By the time I was six or seven, my parents were happy enough to let me cook for them when they were busy - omelettes and pasta pomodoro con Chianti were staples of my repertoire. My omelettes are a lot better now, and my pasta pomodoro is no longer made with a stock cube and tomato puree, but I still learnt lessons back then. The effect and type of heat certain things need, the kind of cut I wanted for that veg, what herbs make straight-up omelettes something worthy of a Big Apple-style brunch. I genuinely think that it was my parents' tolerance and appreciation (well, at least they could put their feet up for a bit) and my capacity to sponge new information that makes me the cook I am today. Take thousands of meals and hours, almost unlimited access to every resource imaginable through books, social media, TV, radio and food festivals, victory in a regional cooking competition (balsamic and honey riff on lamb, loganberry crumble and evaporated milk custard. I was eight.) let that simmer for a few years, then add a desire to get serious, some big research, a whole new style of cooking, a year in a professional kitchen and liberal quantities of having to cook for myself, and that makes the hungry, asbestos-fingered, rare-in-the-middle, independent master of blade and fire I am today. There's still so many memories waiting to be made and so much more to learn, eat and share.

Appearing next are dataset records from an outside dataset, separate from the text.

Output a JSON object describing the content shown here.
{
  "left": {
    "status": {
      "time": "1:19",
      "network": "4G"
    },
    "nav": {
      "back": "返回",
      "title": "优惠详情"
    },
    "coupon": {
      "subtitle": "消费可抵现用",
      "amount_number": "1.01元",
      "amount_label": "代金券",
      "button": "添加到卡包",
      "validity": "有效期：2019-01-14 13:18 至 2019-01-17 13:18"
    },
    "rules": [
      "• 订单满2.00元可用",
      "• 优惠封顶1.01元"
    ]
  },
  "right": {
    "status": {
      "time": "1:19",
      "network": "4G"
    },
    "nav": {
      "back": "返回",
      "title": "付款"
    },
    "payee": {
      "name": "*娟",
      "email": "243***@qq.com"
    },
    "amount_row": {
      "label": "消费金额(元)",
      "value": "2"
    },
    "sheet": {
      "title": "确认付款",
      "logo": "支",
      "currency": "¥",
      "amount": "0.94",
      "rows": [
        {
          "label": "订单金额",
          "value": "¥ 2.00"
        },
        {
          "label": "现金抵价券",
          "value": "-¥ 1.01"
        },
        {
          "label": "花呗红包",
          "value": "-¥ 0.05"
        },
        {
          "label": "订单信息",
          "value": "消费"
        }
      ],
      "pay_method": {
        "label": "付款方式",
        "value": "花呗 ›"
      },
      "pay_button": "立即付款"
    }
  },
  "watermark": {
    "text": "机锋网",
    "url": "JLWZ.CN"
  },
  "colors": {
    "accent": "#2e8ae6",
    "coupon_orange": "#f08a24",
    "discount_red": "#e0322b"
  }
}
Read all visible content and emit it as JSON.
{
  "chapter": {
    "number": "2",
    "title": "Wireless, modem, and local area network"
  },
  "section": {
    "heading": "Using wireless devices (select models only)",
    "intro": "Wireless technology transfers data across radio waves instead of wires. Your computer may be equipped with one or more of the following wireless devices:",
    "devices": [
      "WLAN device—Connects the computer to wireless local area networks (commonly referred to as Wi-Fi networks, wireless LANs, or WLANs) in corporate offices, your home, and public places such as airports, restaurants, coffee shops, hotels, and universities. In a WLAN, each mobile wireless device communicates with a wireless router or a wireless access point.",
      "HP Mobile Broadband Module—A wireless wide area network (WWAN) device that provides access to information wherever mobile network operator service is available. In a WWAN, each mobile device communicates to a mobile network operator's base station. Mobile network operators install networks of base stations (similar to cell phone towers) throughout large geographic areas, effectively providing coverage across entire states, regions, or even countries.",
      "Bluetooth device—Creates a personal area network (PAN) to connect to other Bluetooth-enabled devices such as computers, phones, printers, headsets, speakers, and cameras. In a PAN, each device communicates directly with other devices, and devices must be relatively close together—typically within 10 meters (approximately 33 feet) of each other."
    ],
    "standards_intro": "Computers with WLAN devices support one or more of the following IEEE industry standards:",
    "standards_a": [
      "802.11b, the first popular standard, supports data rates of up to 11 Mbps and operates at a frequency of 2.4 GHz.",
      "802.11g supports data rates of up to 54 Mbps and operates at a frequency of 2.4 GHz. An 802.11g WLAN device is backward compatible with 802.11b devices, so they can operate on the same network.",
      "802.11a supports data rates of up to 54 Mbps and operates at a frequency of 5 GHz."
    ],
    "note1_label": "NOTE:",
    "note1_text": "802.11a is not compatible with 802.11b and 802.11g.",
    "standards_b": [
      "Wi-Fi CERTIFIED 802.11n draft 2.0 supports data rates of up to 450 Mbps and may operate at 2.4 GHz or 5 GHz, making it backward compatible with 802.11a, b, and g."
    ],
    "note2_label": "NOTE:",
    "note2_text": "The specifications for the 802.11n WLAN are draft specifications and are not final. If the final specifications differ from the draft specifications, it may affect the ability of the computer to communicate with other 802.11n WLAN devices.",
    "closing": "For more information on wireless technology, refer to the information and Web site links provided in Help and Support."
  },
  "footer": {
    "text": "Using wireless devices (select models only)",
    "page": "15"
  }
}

Merci, Papa, for being French. I am the last person you will hear argue that France has a better food culture than anywhere else, or better food or wine. But my family in France is the old-school, three course lunch with wine every day, bread on the table, recipes through generations stereotype everyone has. They have given me a love of great food both rustic and elegant, of coffee and liqueur after a five-hour lunch, of brioche for breakfast with homemade jam and most of all, they've given me heritage to die for. From patisserie woman Tata to indulgence and appreciation of my uncle Francois, my French heritage means that I can appreciate everything I eat for what it is. The simplest salad in summer is a crisp, refreshing and generously-dressed bowl of greenery and herbs, perfect with a fruity rosé. Winter suppers are well-seasoned terrines, fantastic soups and crusty bread, and a gateau of some kind. Every meal shared with others is an occasion: a chance to get together around a table, to eat and drink until we are full, and to then put the world to rights over coffee in the Hellem boules and some artisan chocolate. Food is a celebration, an occasion. Eat it. Love it. Live it.